Did Paul Howard fraudulently issue grand jury subpoenas against the two officers in the Rayshard Brooks case — and touch off weeks of violence and “blue flu”? The local Fox News affiliate reported a few days ago that Georgia attorney general has asked the state’s Bureau of Investigation to find out how Howard managed to issue the subpoenas when the grand jury was not in session. The GBI had already opened a probe into Howard for an alleged kickback scheme with former mayor Kasim Reed, and it also adds to the tension between the Fulton County DA and the GBI:

But, the I-Team has learned there was more to Howard’s investigation. We obtained a copy of a Grand Jury subpoena, sent from Howard’s office to the Atlanta Police department isntructing them to turn over its “open investigation regarding Garrett Rolfe and the use of force incident.”

The subpoena required that the documents be turned over for the “Grand Jury, June/July term on the of 14th day of July.” Other grand jury subpoenas were issued for phone and surveillance camera videos.

But there is a problem. How can the grand jury issue these subpoenas when there is no grand jury. It had been suspended on March 13 because of the COVID-19 pandemic. And, legal experts we’ve talked to say Howard’s grand jury subpoena with no grand jury in session could be an ethical or possibly criminal issue.

Don’t forget that Howard short-circuited the GBI in charging the two officers with homicide in the case. The GBI publicly objected to that move, announcing that their investigation into the Brooks shooting had not yet reached its conclusion. Howard’s decision to indict got widespread criticism as a rush to judgment for political purposes, and Atlanta police walked off the job in protest. There still is a lack of available officers, and crime has exploded in Atlanta in the meantime, with Gov. Brian Kemp calling up the National Guard to quell the violence.

The Fox affiliate first reported the new probe on Friday. By last night, Howard was on his third explanation of the subpoenas, all of which contradict each other:

Explanation Number one: Pines points out that Howard told the Fulton County Daily report the subpoenas were sent out for a potential “future grand jury.”

Explanation Number two: Howard later told FOX 5 an employee thought a “past grand jury” was still in session.

Explanation Number three: Friday Howard issued a third statement saying wait – it was neither – there was actually a second grand jury all along that hadn’t been dismissed and was still available.

That second grand jury’s legal term had already ended when the subpoenas were issued.

D’oh!
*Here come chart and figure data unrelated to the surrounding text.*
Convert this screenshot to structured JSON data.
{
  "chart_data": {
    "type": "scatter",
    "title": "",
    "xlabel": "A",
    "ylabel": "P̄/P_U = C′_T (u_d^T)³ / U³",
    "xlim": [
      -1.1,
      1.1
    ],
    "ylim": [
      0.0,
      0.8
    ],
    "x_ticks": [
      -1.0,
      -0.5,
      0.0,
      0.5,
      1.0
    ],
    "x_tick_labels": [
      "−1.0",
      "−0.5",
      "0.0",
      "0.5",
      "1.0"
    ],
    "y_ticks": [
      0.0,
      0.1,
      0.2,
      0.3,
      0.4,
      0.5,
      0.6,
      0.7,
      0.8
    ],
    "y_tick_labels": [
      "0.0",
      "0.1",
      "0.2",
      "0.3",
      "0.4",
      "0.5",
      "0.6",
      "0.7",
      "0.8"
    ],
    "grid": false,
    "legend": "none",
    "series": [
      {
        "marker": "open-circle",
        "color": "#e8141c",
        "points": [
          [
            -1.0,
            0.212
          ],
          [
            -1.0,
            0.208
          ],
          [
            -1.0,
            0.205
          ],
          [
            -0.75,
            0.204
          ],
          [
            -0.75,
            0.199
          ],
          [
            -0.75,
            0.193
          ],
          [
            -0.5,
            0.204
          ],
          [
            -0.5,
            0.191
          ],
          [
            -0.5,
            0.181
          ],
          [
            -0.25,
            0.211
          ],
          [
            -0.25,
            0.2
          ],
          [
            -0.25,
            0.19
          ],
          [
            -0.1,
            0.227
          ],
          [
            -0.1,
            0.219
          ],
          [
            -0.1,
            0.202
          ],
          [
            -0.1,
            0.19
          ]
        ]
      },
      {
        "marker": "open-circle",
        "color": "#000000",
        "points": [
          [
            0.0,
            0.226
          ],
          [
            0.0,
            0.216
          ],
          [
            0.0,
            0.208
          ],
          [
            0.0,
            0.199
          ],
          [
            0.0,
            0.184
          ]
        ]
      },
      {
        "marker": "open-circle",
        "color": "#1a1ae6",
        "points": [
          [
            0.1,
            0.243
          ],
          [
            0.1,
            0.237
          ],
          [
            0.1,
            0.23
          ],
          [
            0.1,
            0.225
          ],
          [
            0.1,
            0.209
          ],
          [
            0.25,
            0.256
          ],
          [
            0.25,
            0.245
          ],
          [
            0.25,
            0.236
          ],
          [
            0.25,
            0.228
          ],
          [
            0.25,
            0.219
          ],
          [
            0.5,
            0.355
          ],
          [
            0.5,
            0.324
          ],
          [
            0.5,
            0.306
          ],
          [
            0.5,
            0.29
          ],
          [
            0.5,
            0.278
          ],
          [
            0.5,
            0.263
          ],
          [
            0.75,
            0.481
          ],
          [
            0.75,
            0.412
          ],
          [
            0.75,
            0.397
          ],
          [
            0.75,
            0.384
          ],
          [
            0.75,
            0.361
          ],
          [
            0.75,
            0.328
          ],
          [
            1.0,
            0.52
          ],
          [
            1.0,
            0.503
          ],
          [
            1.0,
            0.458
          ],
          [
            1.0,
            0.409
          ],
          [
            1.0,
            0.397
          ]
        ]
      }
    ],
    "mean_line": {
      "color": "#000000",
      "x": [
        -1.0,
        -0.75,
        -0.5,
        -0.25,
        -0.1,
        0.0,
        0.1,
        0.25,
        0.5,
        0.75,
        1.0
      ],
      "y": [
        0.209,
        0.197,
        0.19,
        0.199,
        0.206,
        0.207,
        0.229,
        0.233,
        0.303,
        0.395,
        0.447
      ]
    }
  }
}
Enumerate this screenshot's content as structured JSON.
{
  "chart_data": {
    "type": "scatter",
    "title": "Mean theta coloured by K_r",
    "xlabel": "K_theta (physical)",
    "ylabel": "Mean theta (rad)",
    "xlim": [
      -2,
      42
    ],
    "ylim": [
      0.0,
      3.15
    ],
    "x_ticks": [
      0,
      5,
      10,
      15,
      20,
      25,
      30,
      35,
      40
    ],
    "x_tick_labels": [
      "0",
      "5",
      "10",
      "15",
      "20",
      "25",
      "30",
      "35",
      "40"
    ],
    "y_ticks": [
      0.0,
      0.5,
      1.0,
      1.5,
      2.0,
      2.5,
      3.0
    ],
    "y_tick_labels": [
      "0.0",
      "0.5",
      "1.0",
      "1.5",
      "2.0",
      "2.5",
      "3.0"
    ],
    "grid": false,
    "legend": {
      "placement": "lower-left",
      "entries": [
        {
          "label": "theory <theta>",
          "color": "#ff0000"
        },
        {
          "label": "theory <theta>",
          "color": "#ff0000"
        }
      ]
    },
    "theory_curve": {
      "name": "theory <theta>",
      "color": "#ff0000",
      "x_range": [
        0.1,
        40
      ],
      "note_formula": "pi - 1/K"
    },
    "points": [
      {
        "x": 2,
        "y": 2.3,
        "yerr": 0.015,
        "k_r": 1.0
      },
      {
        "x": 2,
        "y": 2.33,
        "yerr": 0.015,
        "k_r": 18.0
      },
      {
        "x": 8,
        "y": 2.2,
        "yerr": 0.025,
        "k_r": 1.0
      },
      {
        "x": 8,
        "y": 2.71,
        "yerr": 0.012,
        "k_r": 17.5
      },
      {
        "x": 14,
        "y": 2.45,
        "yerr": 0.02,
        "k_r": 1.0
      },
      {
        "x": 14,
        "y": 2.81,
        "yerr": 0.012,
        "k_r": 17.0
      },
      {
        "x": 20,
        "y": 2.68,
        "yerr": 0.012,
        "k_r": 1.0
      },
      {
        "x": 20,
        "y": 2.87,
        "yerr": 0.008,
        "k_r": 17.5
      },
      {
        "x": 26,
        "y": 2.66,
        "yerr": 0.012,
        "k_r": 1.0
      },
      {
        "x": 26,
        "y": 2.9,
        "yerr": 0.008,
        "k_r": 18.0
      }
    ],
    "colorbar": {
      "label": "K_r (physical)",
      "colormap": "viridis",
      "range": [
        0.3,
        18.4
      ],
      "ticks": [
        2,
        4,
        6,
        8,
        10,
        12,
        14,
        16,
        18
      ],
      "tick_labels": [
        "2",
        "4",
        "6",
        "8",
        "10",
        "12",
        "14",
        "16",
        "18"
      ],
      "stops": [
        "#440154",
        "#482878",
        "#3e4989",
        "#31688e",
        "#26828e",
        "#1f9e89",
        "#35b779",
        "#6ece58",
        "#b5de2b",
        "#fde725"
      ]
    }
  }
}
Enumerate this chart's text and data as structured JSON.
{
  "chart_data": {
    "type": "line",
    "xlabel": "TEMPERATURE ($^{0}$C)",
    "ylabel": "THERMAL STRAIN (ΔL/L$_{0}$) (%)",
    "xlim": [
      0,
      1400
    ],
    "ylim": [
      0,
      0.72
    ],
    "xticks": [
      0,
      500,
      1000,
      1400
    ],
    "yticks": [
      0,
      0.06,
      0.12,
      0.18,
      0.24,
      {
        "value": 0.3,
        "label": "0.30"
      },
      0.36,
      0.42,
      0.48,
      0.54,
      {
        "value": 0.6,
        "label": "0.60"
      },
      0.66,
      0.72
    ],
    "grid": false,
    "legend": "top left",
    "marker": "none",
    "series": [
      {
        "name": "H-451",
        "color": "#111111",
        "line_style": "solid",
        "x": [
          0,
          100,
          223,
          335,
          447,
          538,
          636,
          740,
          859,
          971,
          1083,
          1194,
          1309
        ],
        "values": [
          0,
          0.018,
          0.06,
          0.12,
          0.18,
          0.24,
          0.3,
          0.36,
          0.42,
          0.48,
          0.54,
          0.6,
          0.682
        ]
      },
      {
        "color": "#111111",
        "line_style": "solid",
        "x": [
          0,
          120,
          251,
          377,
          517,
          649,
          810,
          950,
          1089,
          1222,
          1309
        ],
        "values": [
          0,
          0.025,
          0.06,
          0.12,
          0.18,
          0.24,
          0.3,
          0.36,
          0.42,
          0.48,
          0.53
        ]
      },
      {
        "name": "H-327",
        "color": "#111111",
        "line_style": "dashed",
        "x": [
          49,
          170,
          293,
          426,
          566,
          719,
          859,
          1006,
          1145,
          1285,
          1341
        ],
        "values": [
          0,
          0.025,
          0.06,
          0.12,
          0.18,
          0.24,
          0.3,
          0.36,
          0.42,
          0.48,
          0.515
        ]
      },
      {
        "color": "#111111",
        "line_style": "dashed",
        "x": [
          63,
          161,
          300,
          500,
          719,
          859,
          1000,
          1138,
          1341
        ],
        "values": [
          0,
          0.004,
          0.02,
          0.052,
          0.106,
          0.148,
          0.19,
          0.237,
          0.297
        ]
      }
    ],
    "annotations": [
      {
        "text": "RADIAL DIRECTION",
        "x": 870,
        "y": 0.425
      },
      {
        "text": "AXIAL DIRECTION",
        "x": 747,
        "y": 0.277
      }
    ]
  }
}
Looks like Howard may have to work on Explanation Number Four. Perhaps this time, Howard might try checking on his alibis. If this is representative of the detective work done in Howard’s office, perhaps some outside media might start asking Fulton County voters how they managed to put Inspector Clouseau into that office.

This is more serious than funny, of course, and it points up just how political the indictment against the two officers was and is. Howard didn’t do a legitimate investigation; he didn’t even wait for the evidence or the actual legitimate investigation. Howard cooked the books to issue an indictment in his own personal political interest, not in the interest of justice. And that cooking is very likely to lead to the dismissal of the case no matter what its merits:

”It absolutely looks like the District Attorney’s Office is attempting to sort of cover up their mistakes with band aids that aren’t really staying on very well,” said Jessica Gable Cino.

Cino is a law professor at Georgia State University. She says all three of Paul Howard’s explanations for sending out grand jury subpoenas with no grand jury seemingly in place conflict with each other, and none of them make legal sense.

“For all intents of purposes right now it looks like there’s an abuse of process which could completely derail this case, and nobody wants that outcome,” said Cino.

An abuse of process? Certainly seems that way, but for what purpose? Well, it certainly allowed Howard to paint himself as a Black Lives Matter hero — which would be a convenient distraction for voters from the alleged kickback investigation by the same GBI Howard short-circuited. Now we have incompetence on top of alleged corruption, however, and Howard hasn’t yet learned the First Rule of Holes. Wouldn’t it be ironic if Garrett Rolfe went back to law enforcement, and Howard ended up facing twelve in the box?